Each ICO must be accompanied by supporting legal documents detailing the issue, its legality, and the terms of participation in the purchase of the tokens at the time of issue.

Each ICO must be accompanied by supporting legal documents detailing the issue, its legality, and the terms of participation in the purchase of the tokens at the time of issue. One of the documents is a document of participation conditions in the purchase. It has several names. One of its common names is "Token Sale Terms". This document describes the conditions for participation in the issue, such as who is entitled to purchase tokens and who is not allowed to purchase tokens, whether the buyer must identify himself at the time of purchase and how, whether there will be a lockup period, who the issuing company is, what the token did. And what will be its characteristics, restrictions on the use of the token and its distribution (if any), the processes of purchasing and receiving the tokens, etc.

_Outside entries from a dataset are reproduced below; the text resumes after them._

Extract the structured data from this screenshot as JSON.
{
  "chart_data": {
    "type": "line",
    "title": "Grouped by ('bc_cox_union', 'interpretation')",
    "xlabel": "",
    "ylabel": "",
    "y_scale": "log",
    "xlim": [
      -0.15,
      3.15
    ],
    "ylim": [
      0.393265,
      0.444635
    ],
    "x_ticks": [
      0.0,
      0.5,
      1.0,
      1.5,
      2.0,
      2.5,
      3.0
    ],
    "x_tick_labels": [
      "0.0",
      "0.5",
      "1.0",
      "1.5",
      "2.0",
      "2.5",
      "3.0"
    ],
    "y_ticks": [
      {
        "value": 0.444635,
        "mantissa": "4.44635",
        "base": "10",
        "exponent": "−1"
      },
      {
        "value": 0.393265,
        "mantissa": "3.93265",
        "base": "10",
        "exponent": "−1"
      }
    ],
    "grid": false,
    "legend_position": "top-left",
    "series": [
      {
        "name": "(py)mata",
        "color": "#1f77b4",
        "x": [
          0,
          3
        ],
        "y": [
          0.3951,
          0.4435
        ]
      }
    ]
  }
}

In most cases the ICO will be executed without obtaining regulatory approvals as the issuance of the offering will not require such approvals. However, sometimes an investor sees himself as a victim of the IPO. In such a situation, the only legal solution available to investors who buy virtual coins that have not been issued under regulation, and who see themselves as harmed by the issue and the issuing company, is usually the legal clauses contained in the commercial agreements entered into between the issuer and the investor. Therefore, from the issuer's point of view, it is imperative that the offer and issue documents be worded in a way that protects the issuing company and its executives from any legal claim that may be raised at a later stage by investors.

Therefore, it is necessary to write fair but tight and comprehensive protection issuance documents.